Gratitude requires a certain type of endurance.

It takes patience—especially with ourselves. It’s an intentional habit, crafted over time, that enables us to see things, people, places, and circumstances properly, keeping our perspective fresh and our goals and ambitions all the more attainable. Monks know that gratitude is the foundation to a meaningful and happy life.

Initially, gratitude can feel unnatural, and a bit unsettling. 

We might think: how can we be grateful when reality falls so short from our expectations? We might wonder: what if gratefulness is merely a mental sugar pill?
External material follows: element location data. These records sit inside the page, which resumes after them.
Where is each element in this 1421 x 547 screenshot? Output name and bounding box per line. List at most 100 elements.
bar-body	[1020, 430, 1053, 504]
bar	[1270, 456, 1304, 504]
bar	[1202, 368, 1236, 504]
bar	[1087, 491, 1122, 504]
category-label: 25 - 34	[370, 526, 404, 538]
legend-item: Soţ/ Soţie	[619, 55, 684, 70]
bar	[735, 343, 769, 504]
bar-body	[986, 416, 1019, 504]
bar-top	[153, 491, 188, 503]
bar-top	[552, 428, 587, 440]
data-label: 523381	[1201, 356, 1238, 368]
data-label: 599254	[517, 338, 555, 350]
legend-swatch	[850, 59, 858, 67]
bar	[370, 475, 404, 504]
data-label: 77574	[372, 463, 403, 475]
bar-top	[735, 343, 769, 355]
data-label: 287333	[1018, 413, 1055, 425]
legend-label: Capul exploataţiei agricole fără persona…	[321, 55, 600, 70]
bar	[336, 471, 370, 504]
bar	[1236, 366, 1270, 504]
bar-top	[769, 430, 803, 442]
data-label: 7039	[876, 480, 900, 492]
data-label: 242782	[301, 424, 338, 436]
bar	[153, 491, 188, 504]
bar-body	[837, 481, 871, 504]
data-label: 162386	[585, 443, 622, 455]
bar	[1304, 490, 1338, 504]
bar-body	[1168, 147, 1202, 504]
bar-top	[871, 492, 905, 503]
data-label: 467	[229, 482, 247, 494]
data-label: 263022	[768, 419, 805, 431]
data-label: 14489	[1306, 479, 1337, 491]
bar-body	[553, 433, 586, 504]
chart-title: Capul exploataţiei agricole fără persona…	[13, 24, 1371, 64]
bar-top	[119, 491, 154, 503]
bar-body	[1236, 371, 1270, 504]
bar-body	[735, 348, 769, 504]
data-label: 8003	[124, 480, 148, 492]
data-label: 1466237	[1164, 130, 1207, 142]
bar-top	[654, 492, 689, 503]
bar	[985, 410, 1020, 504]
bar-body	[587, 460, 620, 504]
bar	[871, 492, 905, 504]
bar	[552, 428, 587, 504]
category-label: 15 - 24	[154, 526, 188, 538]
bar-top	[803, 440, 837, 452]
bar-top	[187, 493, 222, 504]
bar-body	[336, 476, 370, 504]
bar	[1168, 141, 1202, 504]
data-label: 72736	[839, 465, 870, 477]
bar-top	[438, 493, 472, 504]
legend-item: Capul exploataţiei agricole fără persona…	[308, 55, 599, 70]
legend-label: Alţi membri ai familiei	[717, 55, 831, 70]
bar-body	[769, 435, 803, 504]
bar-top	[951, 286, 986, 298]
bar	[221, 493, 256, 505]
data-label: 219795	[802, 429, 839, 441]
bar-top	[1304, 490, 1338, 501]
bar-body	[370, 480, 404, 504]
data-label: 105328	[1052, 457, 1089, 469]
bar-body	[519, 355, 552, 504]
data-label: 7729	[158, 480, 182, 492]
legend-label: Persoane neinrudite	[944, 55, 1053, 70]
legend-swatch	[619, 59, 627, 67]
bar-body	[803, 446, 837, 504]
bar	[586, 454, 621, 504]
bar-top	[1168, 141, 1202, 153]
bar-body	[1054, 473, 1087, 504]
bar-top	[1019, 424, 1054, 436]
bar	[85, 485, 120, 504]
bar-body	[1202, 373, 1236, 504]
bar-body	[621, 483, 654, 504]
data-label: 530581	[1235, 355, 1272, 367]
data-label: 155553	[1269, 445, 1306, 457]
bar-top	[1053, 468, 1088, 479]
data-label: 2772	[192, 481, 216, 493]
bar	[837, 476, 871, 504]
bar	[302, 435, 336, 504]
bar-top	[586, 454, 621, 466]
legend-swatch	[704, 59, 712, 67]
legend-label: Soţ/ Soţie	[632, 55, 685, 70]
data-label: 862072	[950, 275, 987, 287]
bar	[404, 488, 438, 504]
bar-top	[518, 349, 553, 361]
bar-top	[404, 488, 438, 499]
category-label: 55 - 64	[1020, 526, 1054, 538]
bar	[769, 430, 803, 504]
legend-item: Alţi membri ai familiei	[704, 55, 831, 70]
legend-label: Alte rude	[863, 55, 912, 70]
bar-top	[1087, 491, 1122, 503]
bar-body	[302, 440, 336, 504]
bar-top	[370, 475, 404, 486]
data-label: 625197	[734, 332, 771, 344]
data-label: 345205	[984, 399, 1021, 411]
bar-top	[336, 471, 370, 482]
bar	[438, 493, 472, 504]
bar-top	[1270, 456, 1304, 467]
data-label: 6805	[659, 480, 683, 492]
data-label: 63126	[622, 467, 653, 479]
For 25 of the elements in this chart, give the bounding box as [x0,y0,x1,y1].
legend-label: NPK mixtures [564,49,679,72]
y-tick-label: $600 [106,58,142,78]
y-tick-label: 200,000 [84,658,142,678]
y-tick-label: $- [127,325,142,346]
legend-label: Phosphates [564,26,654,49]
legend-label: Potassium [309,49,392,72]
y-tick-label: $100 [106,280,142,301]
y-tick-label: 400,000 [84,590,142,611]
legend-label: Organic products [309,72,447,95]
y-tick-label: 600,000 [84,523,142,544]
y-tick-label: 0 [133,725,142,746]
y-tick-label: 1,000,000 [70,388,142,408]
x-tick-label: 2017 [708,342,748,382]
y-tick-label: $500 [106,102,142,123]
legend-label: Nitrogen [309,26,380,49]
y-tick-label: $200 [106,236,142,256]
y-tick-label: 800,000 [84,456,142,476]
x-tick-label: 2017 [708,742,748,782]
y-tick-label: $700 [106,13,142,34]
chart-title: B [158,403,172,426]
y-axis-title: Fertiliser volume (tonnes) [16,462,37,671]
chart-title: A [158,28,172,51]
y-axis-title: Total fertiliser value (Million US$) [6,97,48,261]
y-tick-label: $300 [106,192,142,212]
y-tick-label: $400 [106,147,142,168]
A trick, hindering our progress and making us complacent?

These doubts are natural, but often, they are the result of fear clouding our vision. 

What we focus on tends to grow. And when we choose to celebrate what’s in our life, instead of focusing on inadequacies fueled by fear, we begin to notice the goodness that can be discovered in everything. We see opportunities in challenges. We see hope in disappointment. We see joy, and in turn, we experience joy. 

This is not oblivious naivety. Some kind of suffering is always inevitable. But, through gratitude, we each have the opportunity to see the creative element hidden within the pain and disappointment in our lives.

Gratitude is a mindset that leads us to freedom, allowing us to see the beauty all around us. When we lead with gratitude, we allow the layers of our fears to slowly peel away, pushing us to be fully present, fully ourselves, and fully alive.

WAYS TO INCORPORATE THIS PRACTICE

THEMES 

Humility • Acceptance • Let Go • Choose Joy 

HABITS 

Write down three things you’re grateful for everyday for thirty days. There’s just one rule: do not repeat anything you’ve previously written. 

Everyday, when you wake up, let the first words that come out of your mouth be thank you. Repeat this practice again right before you go to bed. 

Every time you eat a meal, take 30 seconds to consider and express gratitude for all the people who contributed to that meal, from the farmers, to the truckers, to the cooks. 

“Through gratitude, we each have the opportunity to see the creative element hidden within the pain and disappointment in our lives.”